S&P Seeks Dismissal of California Claims in Ratings CaseKaren Gullo
McGraw Hill Financial Inc.’s Standard & Poor’s unit asked a judge to throw out claims it violated false-advertising and business practices laws in a California lawsuit seeking at least $3 billion for the firm's alleged inflation of mortgage-backed securities ratings.
California Attorney General Kamala Harris can’t sue the company under laws covering such conduct because the statutes don’t apply to securities transactions, Melvin Goldman, S&P’s lawyer, said yesterday in a state court in San Francisco. Other claims in the state suit were filed too late, he said. It's the third attempt by S&P to throw out some part of the case.
The California suit is one of more than a dozen brought against S&P by the U.S. and a group of states over ratings on mortgage-backed securities during the housing boom. The U.S. Justice Department last year accused S&P of lying about its ratings being free of conflicts of interest and may seek as much as $5 billion in civil penalties.
The government claims are tied to losses suffered by U.S. insured financial institutions that relied on the company’s investment-grade ratings for mortgage-backed securities and collateralized-debt obligations, or CDOs.
Harris alleged in her complaint that S&P used “guesses” and “magic numbers” to inflate ratings of mortgage-backed securities purchased by the California Public Employees’ Retirement System and the state’s teacher pension fund.
Nick Pacilio, Harris’s spokesman, declined to immediately comment on the new state court filing.
The pension systems bought the securities because they had received AAA ratings, signaling they were low-risk, Harris said. After the mortgage crisis and collapse of the housing market, the funds lost more than $1 billion on the investments, according to the lawsuit. Harris is seeking triple damages.

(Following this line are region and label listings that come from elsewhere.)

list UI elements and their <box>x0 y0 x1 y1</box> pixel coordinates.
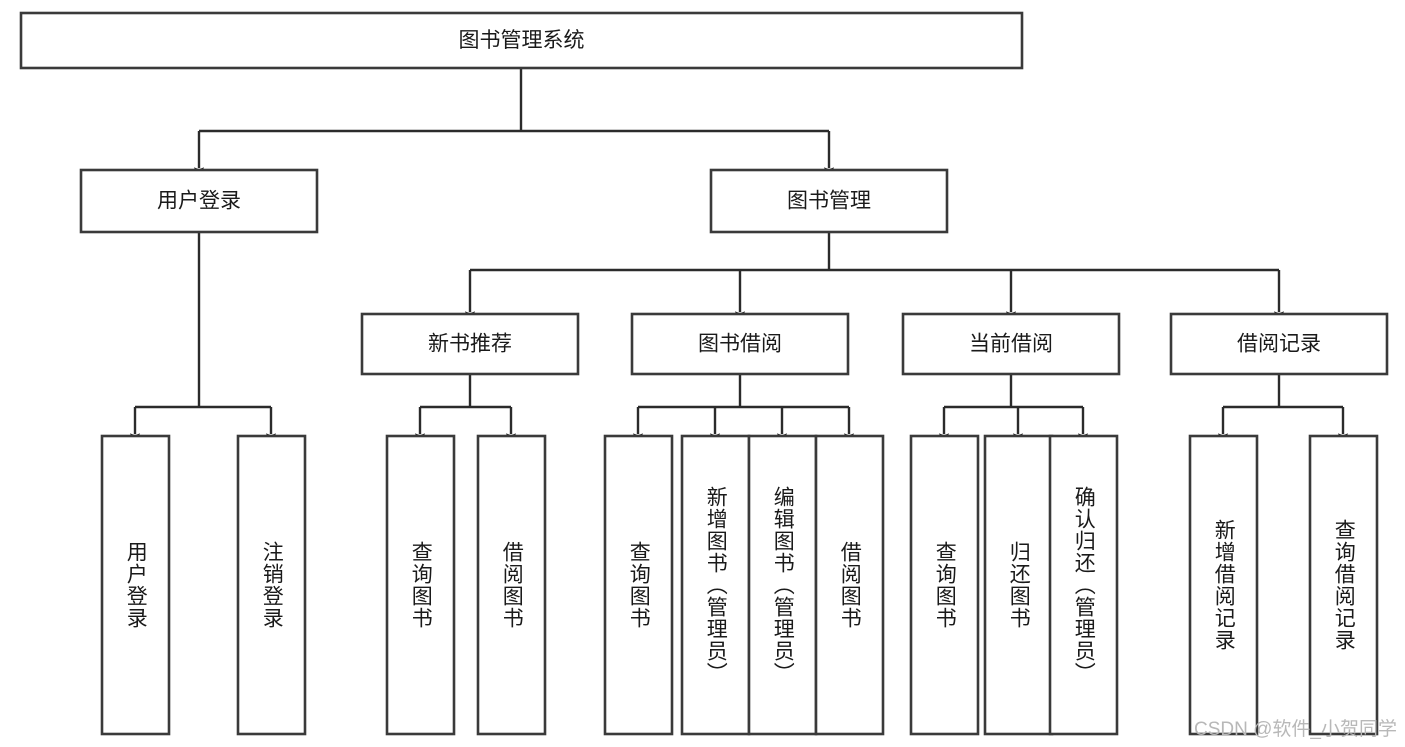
node-border <box>901 312 1121 376</box>
leaf-node-11[interactable] <box>1188 434 1259 736</box>
node-border <box>1048 434 1119 736</box>
node-border <box>360 312 580 376</box>
node-border <box>814 434 885 736</box>
level2-node-label-1: 图书管理 <box>787 190 871 213</box>
level3-node-label-0: 新书推荐 <box>428 333 512 356</box>
node-border <box>476 434 547 736</box>
leaf-node-9[interactable] <box>983 434 1054 736</box>
node-border <box>385 434 456 736</box>
level2-node-0[interactable] <box>79 168 319 234</box>
connector-lines <box>129 68 1349 443</box>
level3-node-label-1: 图书借阅 <box>698 333 782 356</box>
node-border <box>709 168 949 234</box>
leaf-node-0[interactable] <box>100 434 171 736</box>
leaf-node-1[interactable] <box>236 434 307 736</box>
node-border <box>1188 434 1259 736</box>
node-border <box>19 11 1024 70</box>
node-border <box>630 312 850 376</box>
node-border <box>909 434 980 736</box>
leaf-node-2[interactable] <box>385 434 456 736</box>
leaf-node-7[interactable] <box>814 434 885 736</box>
level2-node-1[interactable] <box>709 168 949 234</box>
node-border <box>983 434 1054 736</box>
node-boxes <box>19 11 1389 736</box>
root-node[interactable] <box>19 11 1024 70</box>
level3-node-label-3: 借阅记录 <box>1237 333 1321 356</box>
level2-node-label-0: 用户登录 <box>157 190 241 213</box>
node-border <box>100 434 171 736</box>
root-node-label: 图书管理系统 <box>459 29 585 52</box>
level3-node-0[interactable] <box>360 312 580 376</box>
watermark-text: CSDN @软件_小贺同学 <box>1194 719 1397 740</box>
node-border <box>1169 312 1389 376</box>
leaf-node-10[interactable] <box>1048 434 1119 736</box>
node-border <box>236 434 307 736</box>
leaf-node-5[interactable] <box>680 434 751 736</box>
leaf-node-6[interactable] <box>747 434 818 736</box>
leaf-node-8[interactable] <box>909 434 980 736</box>
node-border <box>1308 434 1379 736</box>
level3-node-2[interactable] <box>901 312 1121 376</box>
node-border <box>680 434 751 736</box>
node-border <box>747 434 818 736</box>
level3-node-1[interactable] <box>630 312 850 376</box>
level3-node-3[interactable] <box>1169 312 1389 376</box>
leaf-node-3[interactable] <box>476 434 547 736</box>
node-border <box>603 434 674 736</box>
level3-node-label-2: 当前借阅 <box>969 333 1053 356</box>
node-border <box>79 168 319 234</box>
leaf-node-12[interactable] <box>1308 434 1379 736</box>
leaf-node-4[interactable] <box>603 434 674 736</box>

California Judge Curtis Karnow in San Francisco has twice refused to dismiss the case after S&P argued that it’s a malicious lawsuit and Harris didn’t have grounds to file it because there was no state money involved in the pension funds’ securities purchases. S&P appealed his ruling on the malicious lawsuit theory. The company denies any wrongdoing.
The case is California v. McGraw-Hill Cos., CGC 13-528491, California Superior Court (San Francisco).